Monday, July 12, 2021

Who Cares About Adulthood?


A lot of forces in contemporary U.S. culture work hard to prevent people from becoming adults. Movies, TV, advertisements, pop culture and its endless parade of heroes and villains as seen from the 16-year-old perspective; the relentless cult of staying forever young; a shortage of stable jobs that offer stable finances and work that’s emotionally and mentally bearable (much less emotionally rewarding); the spoiled brat behavior of the rich and powerful; the lies, corruption and perpetual manipulation of our corporate and political cultures.

On the other hand, conventional adulthood as it used to be experienced was often just as narrow as it seemed: go to work; meet your financial responsibilities; provide for your children (financially more than emotionally, often); and most of all live within the range of values dictated as normal for conventional adulthood; that is, accept the systems of U.S. culture and live within them.
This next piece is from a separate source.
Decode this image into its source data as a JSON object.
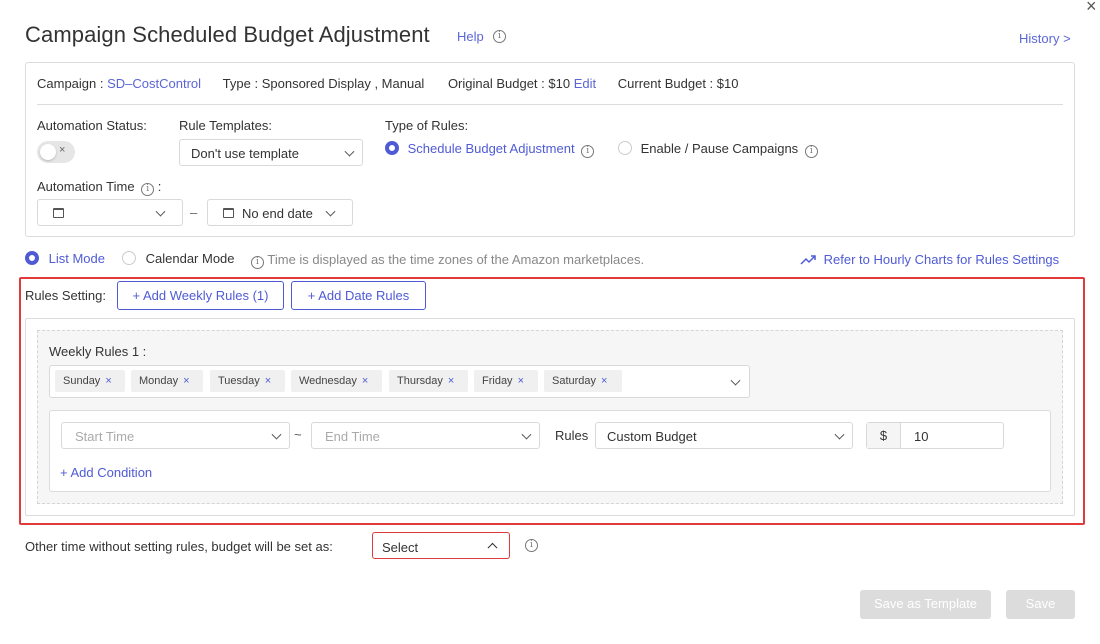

I’ve been wondering lately if anybody asks themselves anymore what it means to be an adult, whether it’s valuable, what the point is of “growing up,” whether conversations about ‘being an adult” are even relevant anymore, and to whom.
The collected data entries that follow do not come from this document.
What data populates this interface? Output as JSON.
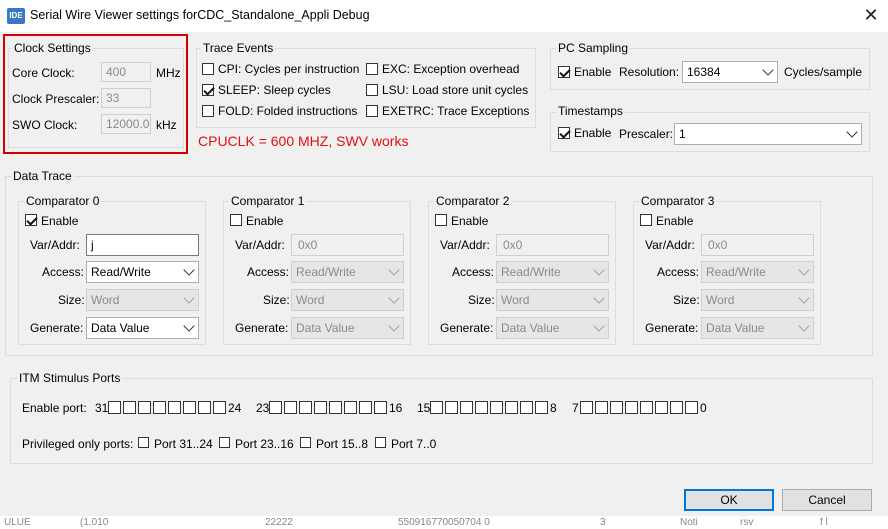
{
  "window": {
    "app_icon": "IDE",
    "title": "Serial Wire Viewer settings forCDC_Standalone_Appli Debug",
    "close": "✕"
  },
  "clock_settings": {
    "title": "Clock Settings",
    "core_clock_label": "Core Clock:",
    "core_clock_value": "400",
    "core_clock_unit": "MHz",
    "prescaler_label": "Clock Prescaler:",
    "prescaler_value": "33",
    "swo_label": "SWO Clock:",
    "swo_value": "12000.0",
    "swo_unit": "kHz"
  },
  "trace_events": {
    "title": "Trace Events",
    "items": [
      {
        "label": "CPI: Cycles per instruction",
        "checked": false
      },
      {
        "label": "SLEEP: Sleep cycles",
        "checked": true
      },
      {
        "label": "FOLD: Folded instructions",
        "checked": false
      },
      {
        "label": "EXC: Exception overhead",
        "checked": false
      },
      {
        "label": "LSU: Load store unit cycles",
        "checked": false
      },
      {
        "label": "EXETRC: Trace Exceptions",
        "checked": false
      }
    ]
  },
  "annotation": "CPUCLK = 600 MHZ, SWV works",
  "pc_sampling": {
    "title": "PC Sampling",
    "enable_label": "Enable",
    "resolution_label": "Resolution:",
    "resolution_value": "16384",
    "unit": "Cycles/sample"
  },
  "timestamps": {
    "title": "Timestamps",
    "enable_label": "Enable",
    "prescaler_label": "Prescaler:",
    "prescaler_value": "1"
  },
  "data_trace": {
    "title": "Data Trace",
    "field_labels": {
      "enable": "Enable",
      "var_addr": "Var/Addr:",
      "access": "Access:",
      "size": "Size:",
      "generate": "Generate:"
    },
    "comparators": [
      {
        "title": "Comparator 0",
        "enabled": true,
        "var_addr": "j",
        "access": "Read/Write",
        "size": "Word",
        "generate": "Data Value"
      },
      {
        "title": "Comparator 1",
        "enabled": false,
        "var_addr": "0x0",
        "access": "Read/Write",
        "size": "Word",
        "generate": "Data Value"
      },
      {
        "title": "Comparator 2",
        "enabled": false,
        "var_addr": "0x0",
        "access": "Read/Write",
        "size": "Word",
        "generate": "Data Value"
      },
      {
        "title": "Comparator 3",
        "enabled": false,
        "var_addr": "0x0",
        "access": "Read/Write",
        "size": "Word",
        "generate": "Data Value"
      }
    ]
  },
  "itm": {
    "title": "ITM Stimulus Ports",
    "enable_port_label": "Enable port:",
    "groups": [
      {
        "start": "31",
        "end": "24"
      },
      {
        "start": "23",
        "end": "16"
      },
      {
        "start": "15",
        "end": "8"
      },
      {
        "start": "7",
        "end": "0"
      }
    ],
    "privileged_label": "Privileged only ports:",
    "privileged": [
      "Port 31..24",
      "Port 23..16",
      "Port 15..8",
      "Port 7..0"
    ]
  },
  "buttons": {
    "ok": "OK",
    "cancel": "Cancel"
  },
  "bottom_strip": {
    "c1": "ULUE",
    "c2": "(1.010",
    "c3": "22222",
    "c4": "550916770050704 0",
    "c5": "3",
    "c6": "Noti",
    "c7": "rsv",
    "c8": "f l"
  }
}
“Nobody studies happiness”--I think it was Charles Olson who said that, with the implication that you can’t expect to have something when you haven’t identified what it is or thought about how to get it. At least in the U.S., “nobody studies adulthood” (although probably there are a few classes in it here or there) and I’m not sure what it would mean to do that or why it would be valuable. What are good ways to live when one is 20, 30, 40, 50, 60, 70, 80, 90?

Maybe, for me, the basic lesson of adulthood is the importance of learning how to deal with others without thinking that you and your own needs are the only ones that matter (and I know it’s easier to say that than to do it). Compassion, understanding, listening, being open to negotiation and sharing, knowing how to work and play with others; these traits seem to me things I’d like adults to learn and act on. Of course I’m aware that these are traits are not valued by everyone or considered by relevant features of what it means to be an adult, but in my mind (and I’m sure that of some others) they are at least associated with adulthood.

Who cares about adulthood anymore? Is it just an old limitation or is it a concept that still has some kind of importance, and to whom? Is it just an old lesson about responsibility or a concept that like many other concepts has to change as times change?